Anda di halaman 1dari 2

Dapat tantangan dari JCA untuk menceritakan kisah masa kecil

Buat saya ini merupakan tantangan yang berat, sebenarnya banyak kisah yang ada di kepala tapi
saya memang sulit untuk bisa menuliskan. Tapi akan saya coba menulis apapun hasilnya, mungkin
tidak enak dibaca, melompat-melompat, membuat bingung yang baca. BISMILLAH....
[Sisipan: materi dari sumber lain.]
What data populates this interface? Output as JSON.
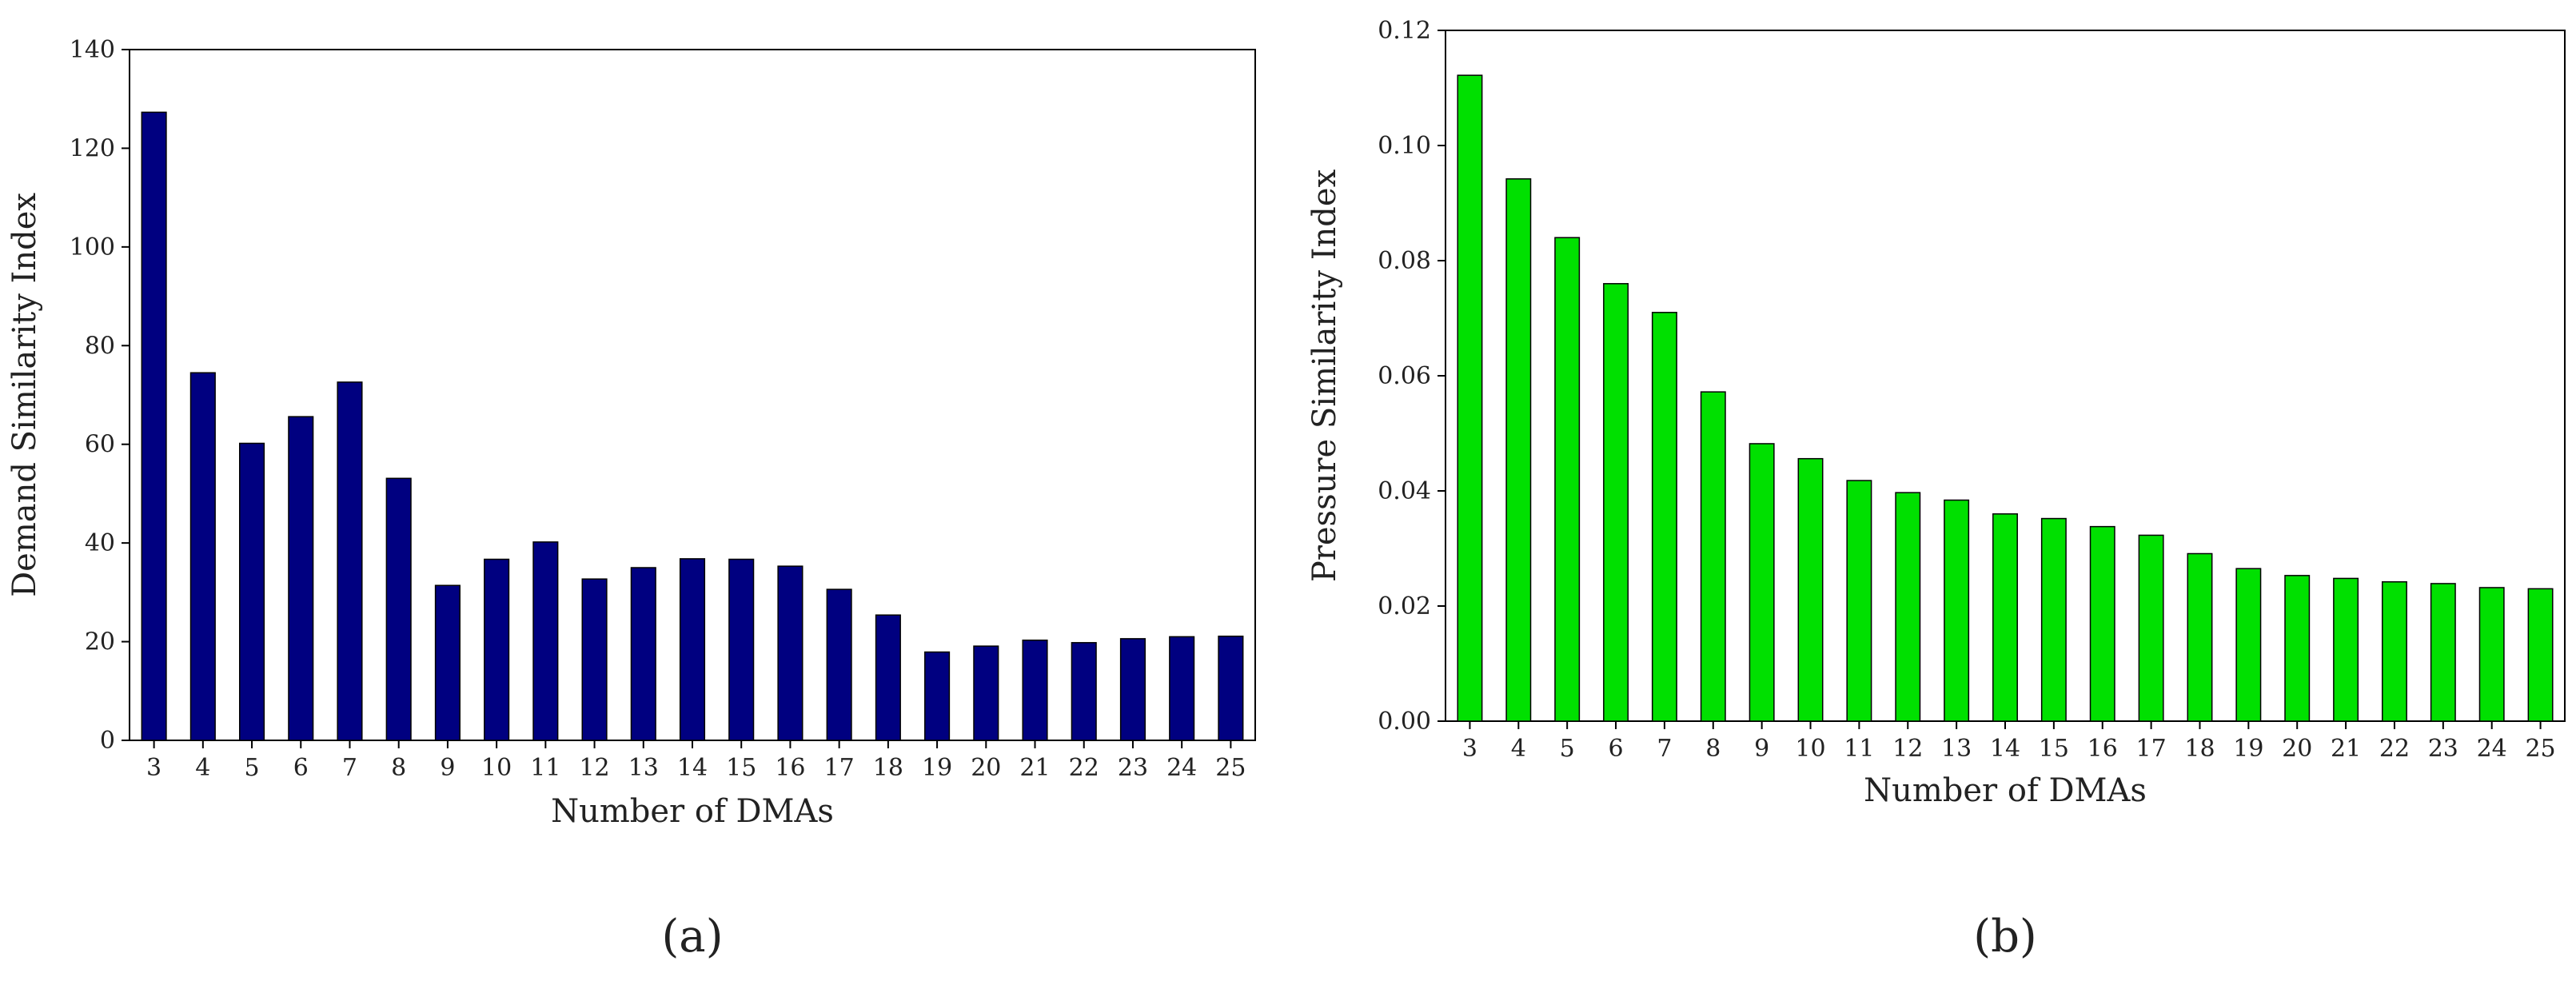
{
  "chart_data": [
    {
      "type": "bar",
      "panel_label": "(a)",
      "xlabel": "Number of DMAs",
      "ylabel": "Demand Similarity Index",
      "categories": [
        "3",
        "4",
        "5",
        "6",
        "7",
        "8",
        "9",
        "10",
        "11",
        "12",
        "13",
        "14",
        "15",
        "16",
        "17",
        "18",
        "19",
        "20",
        "21",
        "22",
        "23",
        "24",
        "25"
      ],
      "values": [
        127.3,
        74.5,
        60.2,
        65.6,
        72.6,
        53.1,
        31.4,
        36.7,
        40.2,
        32.7,
        35.0,
        36.8,
        36.7,
        35.3,
        30.6,
        25.4,
        17.9,
        19.1,
        20.3,
        19.8,
        20.6,
        21.0,
        21.1
      ],
      "ylim": [
        0,
        140
      ],
      "yticks": [
        0,
        20,
        40,
        60,
        80,
        100,
        120,
        140
      ],
      "ytick_labels": [
        "0",
        "20",
        "40",
        "60",
        "80",
        "100",
        "120",
        "140"
      ],
      "bar_color": "#000080",
      "grid": false
    },
    {
      "type": "bar",
      "panel_label": "(b)",
      "xlabel": "Number of DMAs",
      "ylabel": "Pressure Similarity Index",
      "categories": [
        "3",
        "4",
        "5",
        "6",
        "7",
        "8",
        "9",
        "10",
        "11",
        "12",
        "13",
        "14",
        "15",
        "16",
        "17",
        "18",
        "19",
        "20",
        "21",
        "22",
        "23",
        "24",
        "25"
      ],
      "values": [
        0.1122,
        0.0942,
        0.084,
        0.076,
        0.071,
        0.0572,
        0.0482,
        0.0456,
        0.0418,
        0.0397,
        0.0384,
        0.036,
        0.0352,
        0.0338,
        0.0323,
        0.0291,
        0.0265,
        0.0253,
        0.0248,
        0.0242,
        0.0239,
        0.0232,
        0.023
      ],
      "ylim": [
        0,
        0.12
      ],
      "yticks": [
        0,
        0.02,
        0.04,
        0.06,
        0.08,
        0.1,
        0.12
      ],
      "ytick_labels": [
        "0.00",
        "0.02",
        "0.04",
        "0.06",
        "0.08",
        "0.10",
        "0.12"
      ],
      "bar_color": "#00e000",
      "grid": false
    }
  ]
}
Mengingat masa kecil, duh.... seperti membuka lembaran-lembaran kertas, ingatan masa kecil yang
sangat banyak dan jika diceritakan dalam bentuk tulisan sepertinya akan berlembar-lembar, dan
berjilid-jilid. Kucoba membuka memori di masa kecil dengan membuka album foto lama yang entah
sudah berapa waktu tidak dibuka.

Kubuka album foto, kemudian saya cari foto masa kecil. Ketemu foto ketika saya berumur kira-kira 8
tahun. Di foto itu terlihat ibu yang masih langsing, ibu yang dikala itu sering sakit karena beberapa
kali keluar masuk rumah sakit karena pendarahan hebat yang dialaminya , bapak yang masih muda,
selalu menggantikan posisi ibu jika ibu sakit, seorang petani tulen yang hobby mencangkul, kata
bapak berada di sawah itu ayem, tentrem, melihat tanaman yang tumbuh padi yang menguning
menjadikan hati tenang. bapak saya yang super ganteng, baik hati dan jarang marah...hehehe.

Banyak peristiwa yang masih kuingat, tapi mungkin sepotong-sepotong, tidak detail (coba kalau dulu
suka nulis, tiap peristiwa ditulis pasti seru dan ketika baca berasa kembali di masa itu)...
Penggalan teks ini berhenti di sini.